The young couple from today’s gospel came across a real problem, that of having their own wedding spoiled by a shortage of wine. Undoubtedly they had made every effort to lay in a sufficient stock of food and drink prior to the reception, but their predictions turned out to be way too low; perhaps they had invited too many Scots or Poles. Whatever the reason, they were in trouble. More daunting was the fact that they didn’t have a solution. Remember, we look at this story knowing the ending – but at that time they didn’t. For them, Jesus was only one of many wedding guests. The phrase ‘Jesus and his disciples had also been invited’ can suggest that he’d been invited like a disliked auntie: out of duty rather than out of love.
His dialogue with his mother suggests that he was happy to keep his presence low-profile.
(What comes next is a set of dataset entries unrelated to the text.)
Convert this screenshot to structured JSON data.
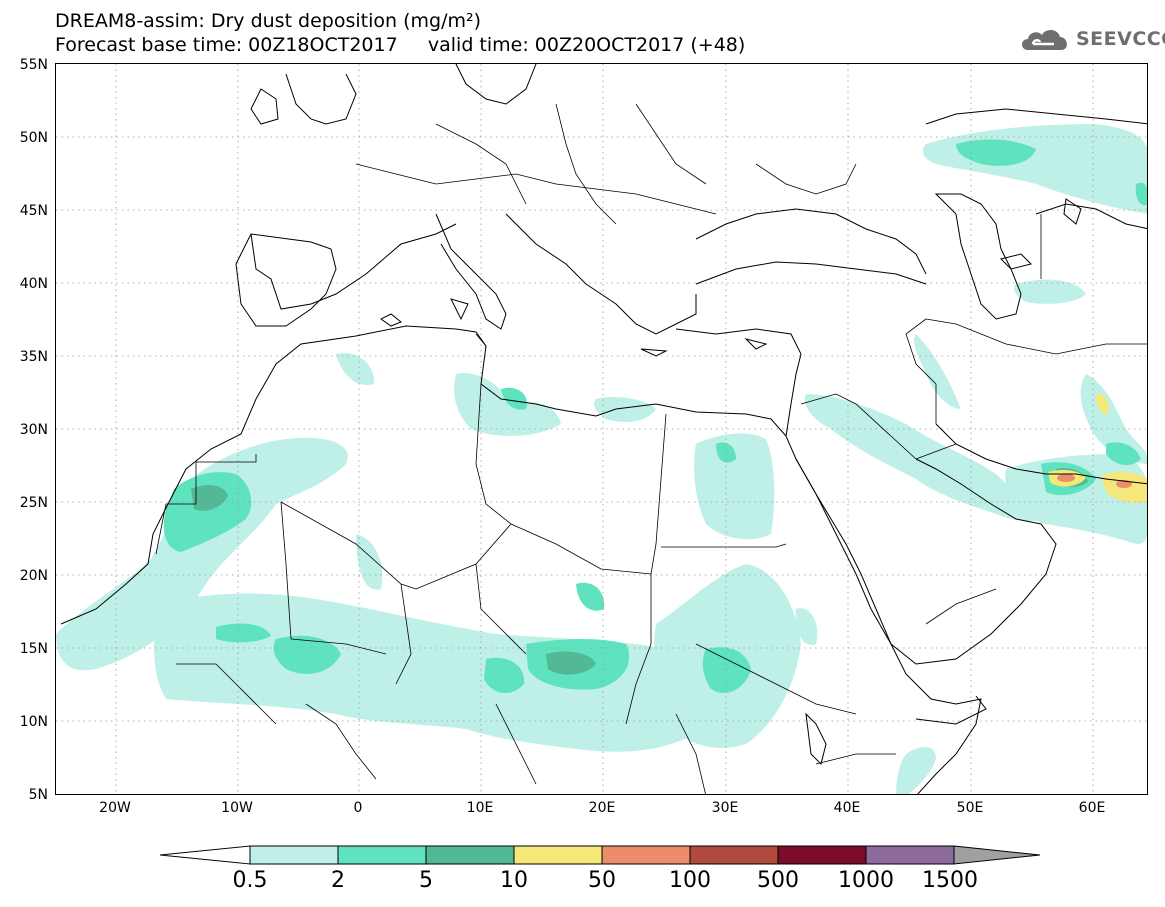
{
  "header": {
    "title_line1": "DREAM8-assim: Dry dust deposition (mg/m²)",
    "title_line2": "Forecast base time: 00Z18OCT2017     valid time: 00Z20OCT2017 (+48)"
  },
  "logo": {
    "text": "SEEVCCC",
    "icon": "cloud-icon"
  },
  "map": {
    "lat_labels": [
      "55N",
      "50N",
      "45N",
      "40N",
      "35N",
      "30N",
      "25N",
      "20N",
      "15N",
      "10N",
      "5N"
    ],
    "lon_labels": [
      "20W",
      "10W",
      "0",
      "10E",
      "20E",
      "30E",
      "40E",
      "50E",
      "60E"
    ],
    "colors": {
      "c0_5": "#bff0e8",
      "c2": "#5ee3be",
      "c5": "#52b895",
      "c10": "#f5e77a",
      "c50": "#eb8d6a",
      "c100": "#b04a3c"
    }
  },
  "colorbar": {
    "labels": [
      "0.5",
      "2",
      "5",
      "10",
      "50",
      "100",
      "500",
      "1000",
      "1500"
    ],
    "colors": [
      "#bff0e8",
      "#5ee3be",
      "#52b895",
      "#f5e77a",
      "#eb8d6a",
      "#b04a3c",
      "#7b0d2a",
      "#8c6a9c"
    ],
    "under_color": "#ffffff",
    "over_color": "#a0a0a0"
  }
}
Actually, there aren’t many things worse than showing off in front of completely plastered people; if you have ever attended a wedding party you’ll know what I mean. Yet Jesus seemingly chose the route to disaster: he ordered the servants to fill the water jugs up with water. For goodness sake, people wanted to drink, not take a bath! The servants diligently fulfilled that apparently pointless order; while sensing the forthcoming inevitable tremendous row, they were carrying heavy buckets of water from the well just because Mary had told them to ‘Do whatever he tells you.’ They must have been totally astounded to realize that the water had turned into wine of an even better quality than the one bought by the newly-weds.
For many of us, our days look very similar: the same repetitive activities, the same daft and dull duties, the same topics discussed a million times over, the same people around us… All these combine to make us seem to be going round in circles, circles leading nowhere in particular, while giving us the impression of wasting our precious time. Sometimes we look enviously at the apparently exciting lives of celebrities basking in glory, fame and wealth. But they also have their dull routines of innumerable rehearsals, interminable sessions, exhausting training and so on. Looking at the final outcomes, we forget their efforts behind the scenes which are not less uninspiring than ours. They have their purposes as we do, and they try to achieve them by doing their best.
We don’t know the exact moment when the water was turned into wine: whether on its way from the well, or when poured into the jugs, or maybe when served up to the steward. That doesn’t actually matter. The servants’ effort finally paid off – and it’s that that really matters. We don’t have to do heroically unusual and exciting things in our lives to achieve something valuable. You must do just two important things: ‘Do whatever Jesus tells you’, and believe that he will turn your own effort into something precious at the best possible moment.